Siebeking spent 26 years in the Navy, much of it in the sun aboard ships and in the shipyard.
"We always had a pool at the house for the children and grandchildren," he recalls, "and they always have on sunscreen. We lived near the beach. I’ve been in the sun my whole life."
Last fall, Siebeking discovered some spots on his arm, and went to his dermatologist, who removed them. They were basal cell carcinomas, the most common form of skin cancer.
Then, there was the spot on his face. That required a plastic surgeon. It was a squamous cell carcinoma, a more dangerous type, more likely to metastasize to internal tissues and organs.
Further examination revealed another basal cell carcinoma on an ear, which the plastic surgeon also removed. Playing it safe, his doctors sent Siebeking to the Coastal Cancer Center at Sentara Virginia Beach General Hospital.
"I had 17 days of highly localized radiation treatments to my face," says Siebeking. "It looked like hell after I finished, like the worst sunburn I ever had, but it’s steadily improving"

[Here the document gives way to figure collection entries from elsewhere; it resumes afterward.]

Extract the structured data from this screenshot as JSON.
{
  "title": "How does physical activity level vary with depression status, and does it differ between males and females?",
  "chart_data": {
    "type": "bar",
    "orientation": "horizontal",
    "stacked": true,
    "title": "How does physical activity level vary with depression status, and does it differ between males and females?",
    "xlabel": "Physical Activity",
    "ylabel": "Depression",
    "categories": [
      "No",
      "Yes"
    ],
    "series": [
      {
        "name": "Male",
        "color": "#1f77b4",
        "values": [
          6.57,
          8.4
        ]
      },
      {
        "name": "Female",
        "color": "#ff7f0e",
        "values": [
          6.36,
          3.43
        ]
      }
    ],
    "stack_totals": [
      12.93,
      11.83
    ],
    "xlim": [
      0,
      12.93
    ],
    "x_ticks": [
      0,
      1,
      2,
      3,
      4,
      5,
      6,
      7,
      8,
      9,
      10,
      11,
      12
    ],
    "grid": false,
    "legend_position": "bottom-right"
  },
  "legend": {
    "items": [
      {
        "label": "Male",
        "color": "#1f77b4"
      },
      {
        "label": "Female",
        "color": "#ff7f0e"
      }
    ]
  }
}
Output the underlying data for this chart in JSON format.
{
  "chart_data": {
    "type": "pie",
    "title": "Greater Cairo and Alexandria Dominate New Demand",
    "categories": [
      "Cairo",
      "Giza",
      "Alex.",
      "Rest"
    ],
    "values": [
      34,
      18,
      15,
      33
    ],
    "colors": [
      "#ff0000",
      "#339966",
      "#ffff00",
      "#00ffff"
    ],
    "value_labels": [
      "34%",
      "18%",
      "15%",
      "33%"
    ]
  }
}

Siebeking says he learned a lesson from the experience. "I quit smoking the day they told me I had skin cancer," he says. "When you hear that word, you make some life-altering changes."
Still, Siebeking will not live in the dark. "I won’t stay out of the sun," he predicts, "but I’ll wear sunscreen from now on, and a hat, and I’ll spend more time in the shade."